Schettino cita que no caso dos estados que apresentam legislações mais brandas em relação ao armamento, como o Texas, há culturas históricas ligadas à militarização e hábitos de caça. O docente afirma que para endurecer as regras no país é preciso uma nova Emenda à Constituição. Mas o caminho pela aprovação não será fácil, pois a discussão pode esbarrar em campos jurídicos e políticos. 

Em 2018, o então presidente republicano Donald Trump chegou a rejeitar um pedido da Suprema Corte do país, que pedia a revogação da Segunda Emenda Constitucional. À época, ele afirmou que a norma nunca seria suprimida. Já o atual presidente, Joe Biden, após o massacre no Texas, questionou: “Quando, pelo amor de Deus, iremos enfrentar o lobby das armas?”.

Historicamente, os democratas, partido de Biden e do ex-presidente Barack Obama, são favoráveis às restrições de armamento, enquanto republicanos como Trump mantém a posição favorável às liberações. “O momento polarizado na política norte-americana dificulta qualquer debate interno de forma mais intensa. Há uma grande desaprovação do governo Biden e dificilmente ele terá uma capacidade de mobilização de uma pauta já divisiva”, opina Schettino. 

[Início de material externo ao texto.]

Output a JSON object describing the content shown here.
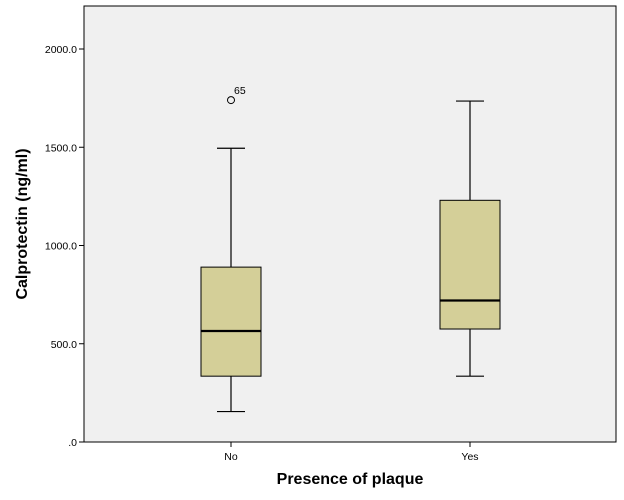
{
  "chart_data": {
    "type": "boxplot",
    "xlabel": "Presence of plaque",
    "ylabel": "Calprotectin (ng/ml)",
    "ylim": [
      0,
      2200
    ],
    "yticks": [
      0,
      500,
      1000,
      1500,
      2000
    ],
    "ytick_labels": [
      ".0",
      "500.0",
      "1000.0",
      "1500.0",
      "2000.0"
    ],
    "grid": false,
    "legend": "none",
    "box_color": "#d4cf98",
    "plot_background": "#f0f0f0",
    "categories": [
      "No",
      "Yes"
    ],
    "boxes": [
      {
        "category": "No",
        "whisker_low": 155,
        "q1": 335,
        "median": 565,
        "q3": 890,
        "whisker_high": 1495,
        "outliers": [
          {
            "value": 1740,
            "label": "65"
          }
        ]
      },
      {
        "category": "Yes",
        "whisker_low": 335,
        "q1": 575,
        "median": 720,
        "q3": 1230,
        "whisker_high": 1735,
        "outliers": []
      }
    ]
  }
}
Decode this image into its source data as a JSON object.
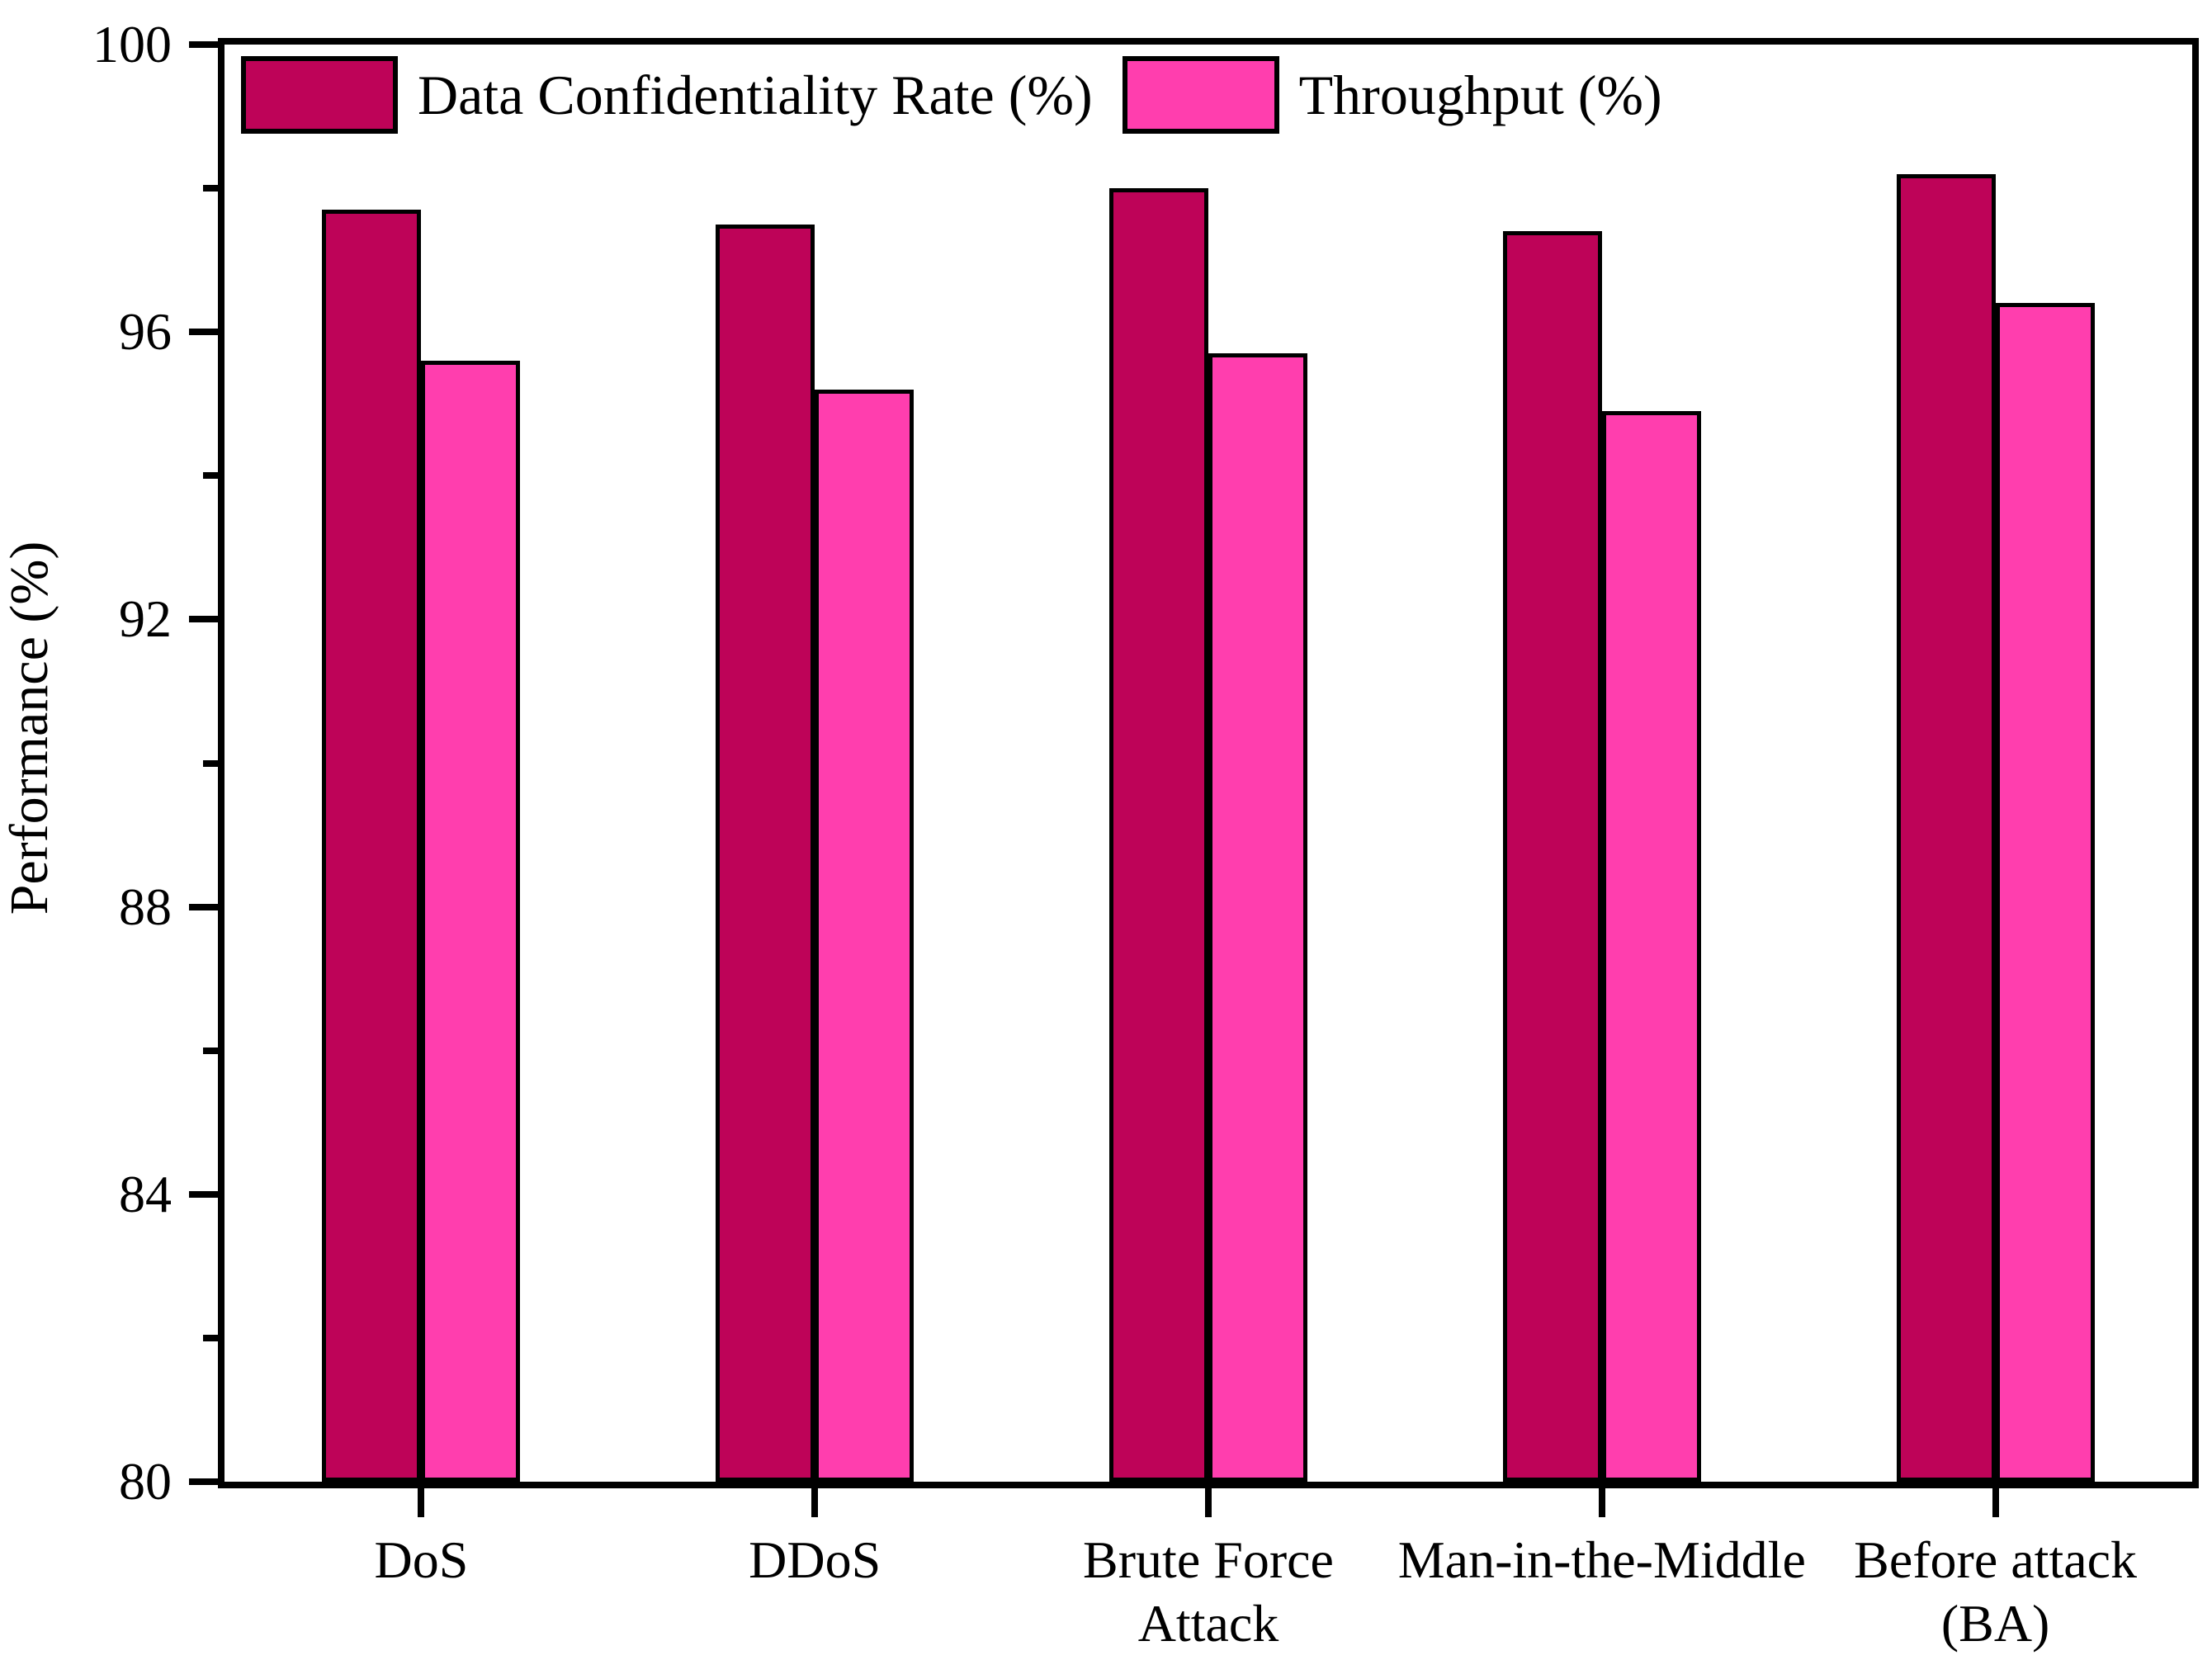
{
  "figure": {
    "background": "#ffffff",
    "axis_color": "#000000",
    "text_color": "#000000"
  },
  "chart_data": {
    "type": "bar",
    "title": "",
    "categories": [
      "DoS",
      "DDoS",
      "Brute Force\nAttack",
      "Man-in-the-Middle",
      "Before attack\n(BA)"
    ],
    "series": [
      {
        "id": "data-confidentiality-rate",
        "name": "Data Confidentiality Rate (%)",
        "color": "#BE0358",
        "values": [
          97.7,
          97.5,
          98.0,
          97.4,
          98.2
        ]
      },
      {
        "id": "throughput",
        "name": "Throughput (%)",
        "color": "#FF3EAE",
        "values": [
          95.6,
          95.2,
          95.7,
          94.9,
          96.4
        ]
      }
    ],
    "xlabel": "",
    "ylabel": "Performance (%)",
    "ylim": [
      80,
      100
    ],
    "y_major_ticks": [
      80,
      84,
      88,
      92,
      96,
      100
    ],
    "y_minor_ticks": [
      82,
      86,
      90,
      94,
      98
    ],
    "grid": false,
    "legend_position": "top-left-inside",
    "bar_border_color": "#000000"
  }
}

Empecilho à mudança também é o pleito eleitoral de meio mandato, marcado para o segundo semestre, para renovar cadeiras da Câmara dos Deputados e Senado. “Em anos eleitorais não vamos ter uma construção de consenso bipartidário ou um conjunto mínimo de cooperação, porque o objetivo é não cooperar entre si para mostrar as diferenças e angariar o voto do eleitorado”, complementa o professor.